Lorsqu’elles en viennent à fuir, notamment en Europe, les conséquences sociales et environnementales de ces politiques, les personnes migrantes y sont soumises à une triple sélection: par le voyage plus qu’aléatoire auquel elles et ils sont contraint·es, par l’enregistrement aux frontières de l’UE dans les centres de tri que sont les « hotspots », et par des procédures d’asile animées davantage par des raisons politiques que par la volonté de protéger. Au lieu d’un refuge, d’une place, d’une reconnaissance et d’une nouvelle dignité, la personne exilée se retrouve bien souvent condamnée à l’invisibilité, au rejet, à l’expulsion. Quand ce n’est pas à la disparition dans son trajet migratoire.

Il s’agit donc de s’interroger autant sur les raisons de ces discriminations et de ces exclusions que sur les usages politiques dont elles sont le prétexte. Et cela autant pour définir une autre politique migratoire que pour changer le système.

Livre

Spécialistes dans un domaine ou l’autre des sciences humaines et sociales, sociologues, juristes, politologues, anthropologues, mais aussi militant·es offrent des perspectives à large spectre sur le phénomène contemporain de la migration forcée.

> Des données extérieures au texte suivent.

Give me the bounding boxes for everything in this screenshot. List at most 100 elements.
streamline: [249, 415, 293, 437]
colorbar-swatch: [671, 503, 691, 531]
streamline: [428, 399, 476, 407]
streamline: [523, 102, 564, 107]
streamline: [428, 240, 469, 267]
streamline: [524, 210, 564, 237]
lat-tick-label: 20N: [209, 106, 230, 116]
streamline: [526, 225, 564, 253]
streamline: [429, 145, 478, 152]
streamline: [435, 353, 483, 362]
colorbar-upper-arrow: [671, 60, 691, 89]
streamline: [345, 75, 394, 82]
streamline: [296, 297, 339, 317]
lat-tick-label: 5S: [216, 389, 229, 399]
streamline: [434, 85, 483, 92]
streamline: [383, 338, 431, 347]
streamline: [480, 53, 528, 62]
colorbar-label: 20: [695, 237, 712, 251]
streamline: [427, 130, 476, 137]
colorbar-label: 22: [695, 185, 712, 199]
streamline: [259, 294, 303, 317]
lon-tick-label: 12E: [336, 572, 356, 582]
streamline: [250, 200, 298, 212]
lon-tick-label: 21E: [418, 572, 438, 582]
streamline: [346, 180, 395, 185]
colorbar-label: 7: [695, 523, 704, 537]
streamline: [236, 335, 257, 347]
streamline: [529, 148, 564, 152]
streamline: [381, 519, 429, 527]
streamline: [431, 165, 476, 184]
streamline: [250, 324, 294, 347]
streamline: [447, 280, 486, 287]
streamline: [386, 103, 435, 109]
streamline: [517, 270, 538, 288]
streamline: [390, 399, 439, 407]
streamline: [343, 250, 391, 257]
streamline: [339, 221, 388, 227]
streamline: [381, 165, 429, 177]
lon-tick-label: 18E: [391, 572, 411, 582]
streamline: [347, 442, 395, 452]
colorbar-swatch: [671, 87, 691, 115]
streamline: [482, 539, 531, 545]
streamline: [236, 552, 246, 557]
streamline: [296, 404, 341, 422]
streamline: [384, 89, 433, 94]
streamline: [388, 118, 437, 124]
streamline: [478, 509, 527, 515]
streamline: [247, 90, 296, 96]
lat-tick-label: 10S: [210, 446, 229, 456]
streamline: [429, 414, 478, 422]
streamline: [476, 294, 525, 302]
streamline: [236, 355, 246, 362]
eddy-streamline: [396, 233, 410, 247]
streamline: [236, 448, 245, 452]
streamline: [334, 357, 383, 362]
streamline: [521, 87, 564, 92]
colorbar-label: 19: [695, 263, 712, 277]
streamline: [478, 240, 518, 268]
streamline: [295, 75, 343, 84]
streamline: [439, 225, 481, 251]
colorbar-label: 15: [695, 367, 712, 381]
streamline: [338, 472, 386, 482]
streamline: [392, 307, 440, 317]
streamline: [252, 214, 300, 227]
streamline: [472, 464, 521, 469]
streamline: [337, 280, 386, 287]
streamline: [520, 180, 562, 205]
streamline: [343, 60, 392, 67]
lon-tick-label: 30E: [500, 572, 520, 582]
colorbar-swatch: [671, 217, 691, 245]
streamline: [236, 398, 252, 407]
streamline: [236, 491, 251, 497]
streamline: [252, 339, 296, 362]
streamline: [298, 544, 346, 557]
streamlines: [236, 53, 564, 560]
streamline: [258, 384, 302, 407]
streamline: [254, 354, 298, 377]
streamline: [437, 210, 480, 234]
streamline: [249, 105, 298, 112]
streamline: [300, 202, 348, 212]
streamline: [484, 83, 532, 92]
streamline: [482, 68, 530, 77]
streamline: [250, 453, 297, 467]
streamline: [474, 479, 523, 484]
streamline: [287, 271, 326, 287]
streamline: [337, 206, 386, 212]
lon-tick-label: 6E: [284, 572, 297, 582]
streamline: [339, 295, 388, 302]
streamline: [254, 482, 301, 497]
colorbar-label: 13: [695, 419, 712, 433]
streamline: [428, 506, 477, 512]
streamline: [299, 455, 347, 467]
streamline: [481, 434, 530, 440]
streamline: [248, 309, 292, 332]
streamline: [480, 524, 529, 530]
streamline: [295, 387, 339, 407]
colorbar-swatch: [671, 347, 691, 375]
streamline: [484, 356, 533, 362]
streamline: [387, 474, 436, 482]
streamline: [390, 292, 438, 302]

Elles et ils s’interrogent sur les causes et les conséquences des discriminations et des rejets dont exilées et exilés sont l’objet dans les pays détenant le pouvoir économique, financier et militaire. Leurs propositions engagent autant au soutien humanitaire qu’ à l’action politique dans la défense de ces victimes du nouvel ordre mondial.

Disponible en librairie ou sur commande auprès des éditions du Croquant.

Sommaire

  • Claude Calame, Alain Fabart, « Introduction : entre stigmatisations, rejets et disparitions »
  • Etienne Balibar: « Pour un droit de l’hospitalité : l’urgence et l’obstacle »
  • Catherine Wihtol de Wenden, « Migrations dans le Monde »
  • Roger Martelli, « Enjeux de civilisation : accueil des migrants »
  • Danièle Lochak, « La liberté de circulation: pourquoi? »
  • Marie-Christine Vergiat, « Les fantasmes migratoires à travers le Pacte de Marrakech« 
  • Alexis Nuselovici, « Pour une politisation de la question migratoire »
  • Saïd Bouamama, « Mondialisation capitaliste, eurocentrisme et immigration – Une prolétarisation du monde »
  • Julien Brachet, « Les malhonnêtes: idéologies, peurs et mensonges autour des migrations internationales »
  • Claude Calame, Alain Fabart, « Causes et effets des migrations contraintes: propositions altermondialistes »
  • Henri Lefebvre, « Les migrations environnementales comme enjeu de solidarité internationale »
  • Gustave Massiah, « Pour une approche altermondialiste des migrations »
Notes
Notes
1 OHCHR, Act to protect migrants in central Mediterranean Sea, Bachelet urges Libya and EU, 26 mai 2021.
2 Cf. OIM, Montée en flèche des décès sur les routes migratoires maritimes vers l’Europe au 1er semestre 2021, 14 juillet 2021.